Most backpackers will do a one or two night sailing trip, but unfortunately our schedule and the boats’ schedules didn’t quite match, so we didn’t get to sleep aboard a ship. Instead we took two day trips, one aboard a huge racing yacht called the Ragamuffin and one on an Ocean Raft.

The two experiences are quite different; as different as a horse-drawn carriage and a drag racer. The first day we cruised around under sail, pausing to snorkel on a bit of fringing reef and have a bit of lunch. Most of the time is spent sailing though. It’s a great way to experience the area, and with a bit of a breeze, can go from stately to white-knuckle with one flick of the thing the boat driver guy used to steer. Highlight for me was spotting a green turtle. They’re much bigger than you’d think. Unless you think they’re the size of a football pitch, with eyes of flame and teeth like knives. In which case, they’re smaller and you’re mental.

The second day was ‘Ocean Rafting’, which I hadn’t been looking forward to as much. Mainly because one passed us on the previous day and the ship’s crew started muttering about arming the torpedos. I couldn’t help thinking it was going to be like turning up at a funeral in a tank. A tank with massive subs and something $hit by Nelly on the stereo.

What d’ya know though, I was wrong. Again. They’ve even got some sort of eco-tourism award.

The actual water borne experience isn’t really comparable. There are some good rollercoaster moments on the waves, but the best thing is that it gets you there quicker, so you can do more.

First off, we walked up to a lookout over Whitehaven Beach, then down onto the beach below. I can’t upload photos at the moment, so you’ll have to trust me when I say that it’s one of the most breath-takingly beautiful places on Earth. Pristine white sand, rainforest surronding it and seas that are a completely unique mix of greens and blues. Warm, inviting, crystal clear waters that you can’t go in or you’ll die in indescribable pain. Well you can go in it a bit, then get the fear and come out again, put on a stinger suit, go back in, feel a bit silly and actually still have the fear a bit.

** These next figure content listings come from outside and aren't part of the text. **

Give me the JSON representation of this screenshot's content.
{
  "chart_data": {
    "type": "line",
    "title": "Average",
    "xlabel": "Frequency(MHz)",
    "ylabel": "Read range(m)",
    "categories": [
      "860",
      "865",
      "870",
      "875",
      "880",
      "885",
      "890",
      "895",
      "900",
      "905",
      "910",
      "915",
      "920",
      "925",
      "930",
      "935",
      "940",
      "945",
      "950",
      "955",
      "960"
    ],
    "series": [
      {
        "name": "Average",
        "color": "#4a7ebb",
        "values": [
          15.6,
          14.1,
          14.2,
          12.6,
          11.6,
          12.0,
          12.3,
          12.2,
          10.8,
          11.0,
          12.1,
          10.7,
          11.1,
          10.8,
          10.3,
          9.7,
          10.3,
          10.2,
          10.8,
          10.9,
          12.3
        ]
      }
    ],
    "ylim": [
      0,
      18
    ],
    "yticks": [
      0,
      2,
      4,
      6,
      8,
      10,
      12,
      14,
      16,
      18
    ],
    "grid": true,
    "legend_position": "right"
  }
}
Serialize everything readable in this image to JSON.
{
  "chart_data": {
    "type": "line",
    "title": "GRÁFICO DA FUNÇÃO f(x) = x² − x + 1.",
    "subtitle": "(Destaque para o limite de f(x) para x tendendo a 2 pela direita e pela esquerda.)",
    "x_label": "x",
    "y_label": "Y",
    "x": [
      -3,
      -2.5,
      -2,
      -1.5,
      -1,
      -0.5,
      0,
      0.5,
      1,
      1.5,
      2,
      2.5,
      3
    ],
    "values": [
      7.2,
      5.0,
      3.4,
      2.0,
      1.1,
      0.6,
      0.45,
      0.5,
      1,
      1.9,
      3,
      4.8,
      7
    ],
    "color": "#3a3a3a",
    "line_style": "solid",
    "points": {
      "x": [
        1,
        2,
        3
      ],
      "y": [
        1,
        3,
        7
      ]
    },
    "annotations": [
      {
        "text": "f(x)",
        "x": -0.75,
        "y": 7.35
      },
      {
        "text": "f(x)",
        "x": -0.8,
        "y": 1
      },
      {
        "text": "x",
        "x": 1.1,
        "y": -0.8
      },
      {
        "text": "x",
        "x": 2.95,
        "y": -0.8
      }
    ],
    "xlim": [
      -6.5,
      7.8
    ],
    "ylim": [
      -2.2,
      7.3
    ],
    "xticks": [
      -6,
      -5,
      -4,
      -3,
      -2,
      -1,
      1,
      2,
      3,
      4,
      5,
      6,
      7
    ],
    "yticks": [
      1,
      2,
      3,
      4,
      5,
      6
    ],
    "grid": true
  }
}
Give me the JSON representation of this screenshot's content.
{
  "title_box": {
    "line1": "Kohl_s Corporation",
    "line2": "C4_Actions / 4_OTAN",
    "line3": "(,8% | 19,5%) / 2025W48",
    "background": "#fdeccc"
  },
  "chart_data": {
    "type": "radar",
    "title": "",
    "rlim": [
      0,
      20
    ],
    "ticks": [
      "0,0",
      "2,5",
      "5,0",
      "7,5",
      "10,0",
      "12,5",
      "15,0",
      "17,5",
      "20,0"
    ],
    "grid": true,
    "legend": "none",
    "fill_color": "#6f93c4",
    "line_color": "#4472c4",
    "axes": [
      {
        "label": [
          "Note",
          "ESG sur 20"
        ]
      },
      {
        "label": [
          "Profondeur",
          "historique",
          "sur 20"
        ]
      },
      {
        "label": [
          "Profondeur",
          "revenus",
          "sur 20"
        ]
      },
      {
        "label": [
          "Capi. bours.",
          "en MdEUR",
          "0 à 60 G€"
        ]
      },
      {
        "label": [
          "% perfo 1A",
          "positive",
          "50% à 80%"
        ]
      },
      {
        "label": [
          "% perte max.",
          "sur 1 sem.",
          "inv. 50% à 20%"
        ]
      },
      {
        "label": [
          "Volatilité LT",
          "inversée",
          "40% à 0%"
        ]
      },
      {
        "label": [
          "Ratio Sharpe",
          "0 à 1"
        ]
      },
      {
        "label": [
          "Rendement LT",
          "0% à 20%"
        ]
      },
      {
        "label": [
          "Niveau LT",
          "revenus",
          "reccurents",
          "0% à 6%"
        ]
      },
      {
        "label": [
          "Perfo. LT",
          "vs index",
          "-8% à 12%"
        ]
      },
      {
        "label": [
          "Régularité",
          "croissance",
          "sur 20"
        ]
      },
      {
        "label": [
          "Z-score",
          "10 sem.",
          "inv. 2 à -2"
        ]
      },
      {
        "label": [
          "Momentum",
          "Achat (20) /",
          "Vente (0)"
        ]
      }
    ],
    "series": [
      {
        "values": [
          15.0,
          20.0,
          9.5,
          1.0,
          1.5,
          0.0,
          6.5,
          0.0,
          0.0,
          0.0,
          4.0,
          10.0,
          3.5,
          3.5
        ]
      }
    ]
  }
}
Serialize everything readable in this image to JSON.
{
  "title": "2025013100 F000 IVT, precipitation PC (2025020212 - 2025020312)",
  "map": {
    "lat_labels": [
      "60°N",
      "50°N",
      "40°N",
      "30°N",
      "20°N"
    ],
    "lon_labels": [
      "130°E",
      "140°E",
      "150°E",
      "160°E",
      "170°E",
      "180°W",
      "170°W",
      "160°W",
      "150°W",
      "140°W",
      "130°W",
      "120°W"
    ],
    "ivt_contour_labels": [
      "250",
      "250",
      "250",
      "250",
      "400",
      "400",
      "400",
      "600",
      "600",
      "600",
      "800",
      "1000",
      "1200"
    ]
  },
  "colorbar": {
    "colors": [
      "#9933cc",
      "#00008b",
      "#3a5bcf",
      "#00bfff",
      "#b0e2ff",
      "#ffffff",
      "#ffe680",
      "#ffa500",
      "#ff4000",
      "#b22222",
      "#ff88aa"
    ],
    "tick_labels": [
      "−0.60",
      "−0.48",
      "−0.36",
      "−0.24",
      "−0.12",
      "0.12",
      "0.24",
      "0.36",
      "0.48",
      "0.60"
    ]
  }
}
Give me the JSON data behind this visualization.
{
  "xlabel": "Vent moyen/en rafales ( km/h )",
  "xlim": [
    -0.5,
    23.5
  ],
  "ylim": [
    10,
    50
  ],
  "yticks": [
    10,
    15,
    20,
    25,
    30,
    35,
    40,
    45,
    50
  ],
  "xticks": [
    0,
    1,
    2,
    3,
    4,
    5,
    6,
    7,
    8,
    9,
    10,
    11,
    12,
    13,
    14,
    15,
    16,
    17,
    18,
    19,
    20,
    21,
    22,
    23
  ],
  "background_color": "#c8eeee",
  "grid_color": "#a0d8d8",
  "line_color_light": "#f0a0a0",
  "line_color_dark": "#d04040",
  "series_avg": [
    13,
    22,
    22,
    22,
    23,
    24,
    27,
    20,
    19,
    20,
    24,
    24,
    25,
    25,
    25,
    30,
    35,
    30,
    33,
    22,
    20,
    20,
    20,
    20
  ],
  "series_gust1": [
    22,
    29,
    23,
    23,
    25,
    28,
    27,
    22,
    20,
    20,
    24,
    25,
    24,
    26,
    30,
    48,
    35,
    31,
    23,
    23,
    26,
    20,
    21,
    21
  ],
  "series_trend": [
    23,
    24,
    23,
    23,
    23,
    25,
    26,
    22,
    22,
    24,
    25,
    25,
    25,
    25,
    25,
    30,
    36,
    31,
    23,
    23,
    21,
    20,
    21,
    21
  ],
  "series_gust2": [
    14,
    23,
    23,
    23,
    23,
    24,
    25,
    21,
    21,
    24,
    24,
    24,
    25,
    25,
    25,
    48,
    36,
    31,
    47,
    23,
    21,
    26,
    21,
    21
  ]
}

Stingers are complete bastards.

After that we went to a few more snorkelling spots. A particularly memorable one was Manta Ray Bay, where I saw no manta rays, but I did see a humpheaded maori wrasse. Now to you and me, this is a freakishly large fish, but tell any local what you’ve seen and you’ll get the standard Aussie: ‘That’s not a fish, this is a fish’ as they disinterestedly point to a picture of a grouper. Suspicious that they always seem to have one close to hand.

Straight back on the bus the next morning for a 12 hour journey into the outback, where I’d been promised Goat Wrestling. Or something like that. I spent the evening ironing the creases out of my spandex costume.